Utilizing $\left(p,q\right)$-numbers and $\left(p,q\right)$-concepts, Duran et al. [1] considered $\left(p,q\right)$-Genocchi polynomials and numbers, $\left(p,q\right)$-Bernoulli polynomials and numbers and $\left(p,q\right)$-Euler polynomials and numbers and provided many properties and formulas for these polynomials. Inspired and motivated by this consideration, many authors have introduced $(p,q)$-special numbers and polynomials and have described their several identities and properties. In this paper, using the $(p,q)$-cosine polynomials and $(p,q)$-sine polynomials, we have introduced novel kinds of $(p,q)$-extensions of geometric polynomials and have acquired multifarious properties and identities by making use of some series manipulation methods. Furthermore, we have computed the $\left(p,q\right)$-integral representations and $\left(p,q\right)$-derivative operator rules for these polynomials. Moreover, we have determined the approximate root movements of the new mentioned polynomials in a complex plane, utilizing the Newton method and illustrating them in figures. The structure of the approximate roots will come out in various ways, depending on the condition of the variables, and new methods and theorems related to this topic need to be created and proven.

Finally, we consider more general problems. How many roots do ${\mathfrak{F}}_n^{\left(C\right)}\left(x,y;z:p,q\right)$ = 0 and ${\mathfrak{F}}_n^{\left(S\right)}\left(x,y;z:p,q\right)=0$ have?

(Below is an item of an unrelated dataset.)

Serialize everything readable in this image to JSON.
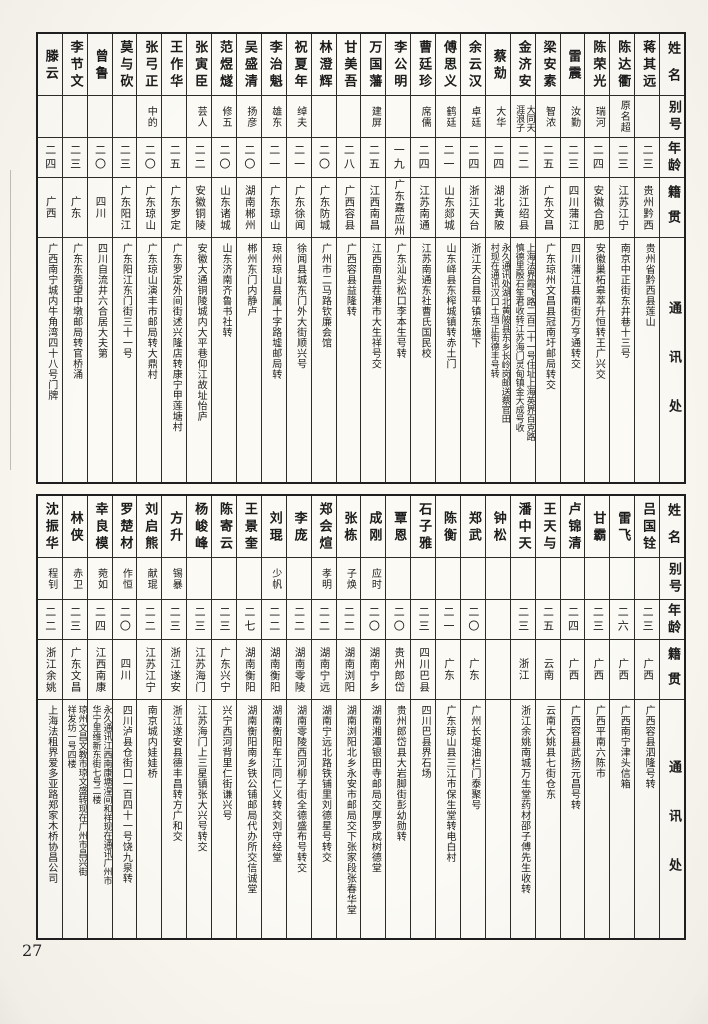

We are not able to decide whether ${\mathfrak{F}}_n^{\left(C\right)}\left(x,y;z:p,q\right)=0$ and ${\mathfrak{F}}_n^{\left(S\right)}\left(x,y;z:p,q\right)=0$ have n distinct solutions. Here we leave a question: “Prove or disprove that ${\mathfrak{F}}_n^{\left(C\right)}\left(x,y;z:p,q\right)=0$ and ${\mathfrak{F}}_n^{\left(S\right)}\left(x,y;z:p,q\right)=0$ have n distinct solutions”. This question is an unsolved problem for all variables n (see Table 1 and Table 2). If we can theoretically prove the above problem by drawing new ideas from various numerical results, we look forward to contributing to research related to the roots of our new polynomials in applied mathematics, mathematical physics and engineering.

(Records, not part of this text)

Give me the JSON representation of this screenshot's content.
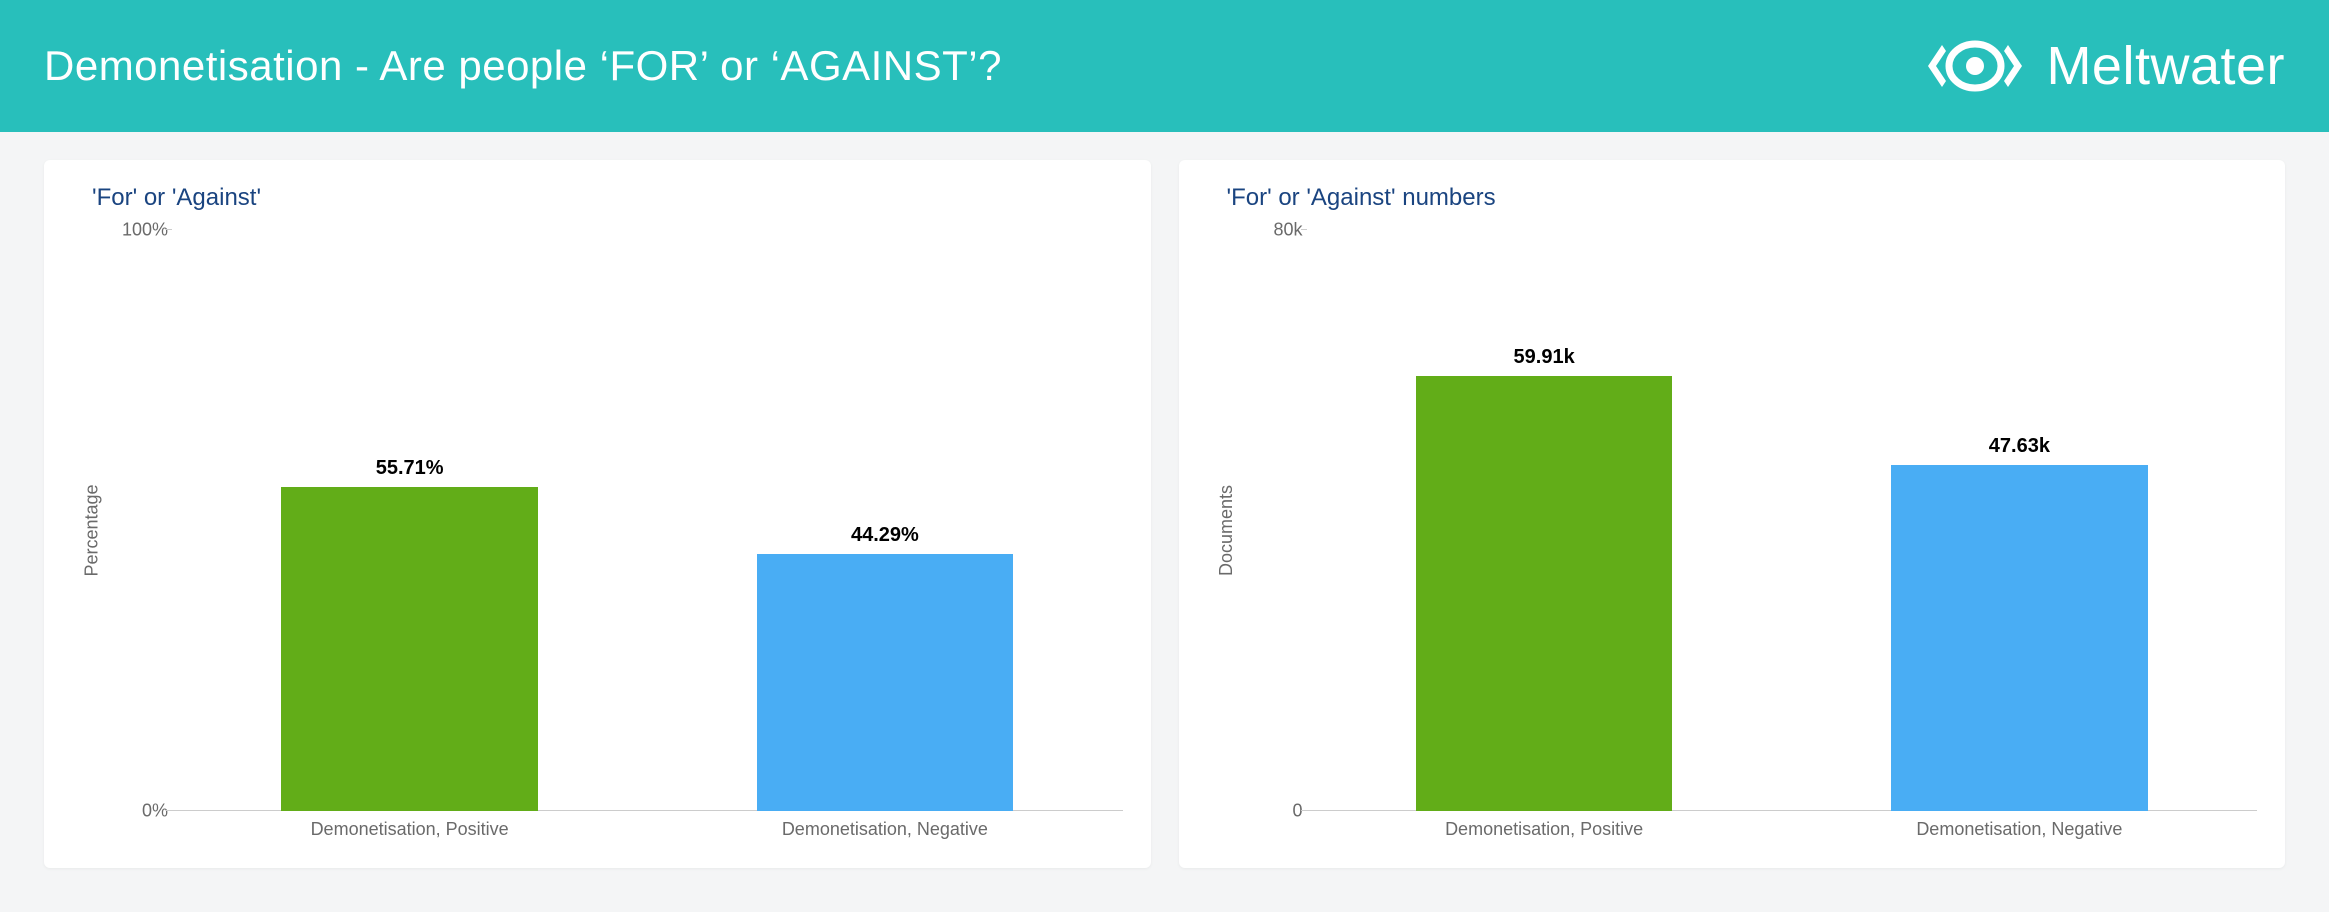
{
  "header": {
    "title": "Demonetisation - Are people ‘FOR’ or ‘AGAINST’?",
    "brand": "Meltwater",
    "logo_color": "#ffffff",
    "background_color": "#28bfbb"
  },
  "page_background": "#f4f5f6",
  "panel_background": "#ffffff",
  "title_color": "#1a4480",
  "tick_label_color": "#6a6a6a",
  "value_label_color": "#000000",
  "charts": [
    {
      "type": "bar",
      "title": "'For' or 'Against'",
      "ylabel": "Percentage",
      "ylim": [
        0,
        100
      ],
      "yticks": [
        {
          "pos": 0,
          "label": "0%"
        },
        {
          "pos": 100,
          "label": "100%"
        }
      ],
      "bars": [
        {
          "category": "Demonetisation, Positive",
          "value": 55.71,
          "display": "55.71%",
          "color": "#62ad18"
        },
        {
          "category": "Demonetisation, Negative",
          "value": 44.29,
          "display": "44.29%",
          "color": "#49adf4"
        }
      ],
      "bar_width_ratio": 0.54,
      "label_fontsize": 20,
      "label_fontweight": 700,
      "tick_fontsize": 18,
      "title_fontsize": 24
    },
    {
      "type": "bar",
      "title": "'For' or 'Against' numbers",
      "ylabel": "Documents",
      "ylim": [
        0,
        80000
      ],
      "yticks": [
        {
          "pos": 0,
          "label": "0"
        },
        {
          "pos": 80000,
          "label": "80k"
        }
      ],
      "bars": [
        {
          "category": "Demonetisation, Positive",
          "value": 59910,
          "display": "59.91k",
          "color": "#62ad18"
        },
        {
          "category": "Demonetisation, Negative",
          "value": 47630,
          "display": "47.63k",
          "color": "#49adf4"
        }
      ],
      "bar_width_ratio": 0.54,
      "label_fontsize": 20,
      "label_fontweight": 700,
      "tick_fontsize": 18,
      "title_fontsize": 24
    }
  ]
}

Not only can the ideas presented in this paper be utilized for similar polynomials, but these polynomials may also have possible applications in other scientific areas besides the applications described at the end of the paper. We would like to continue to study this line of research in the future.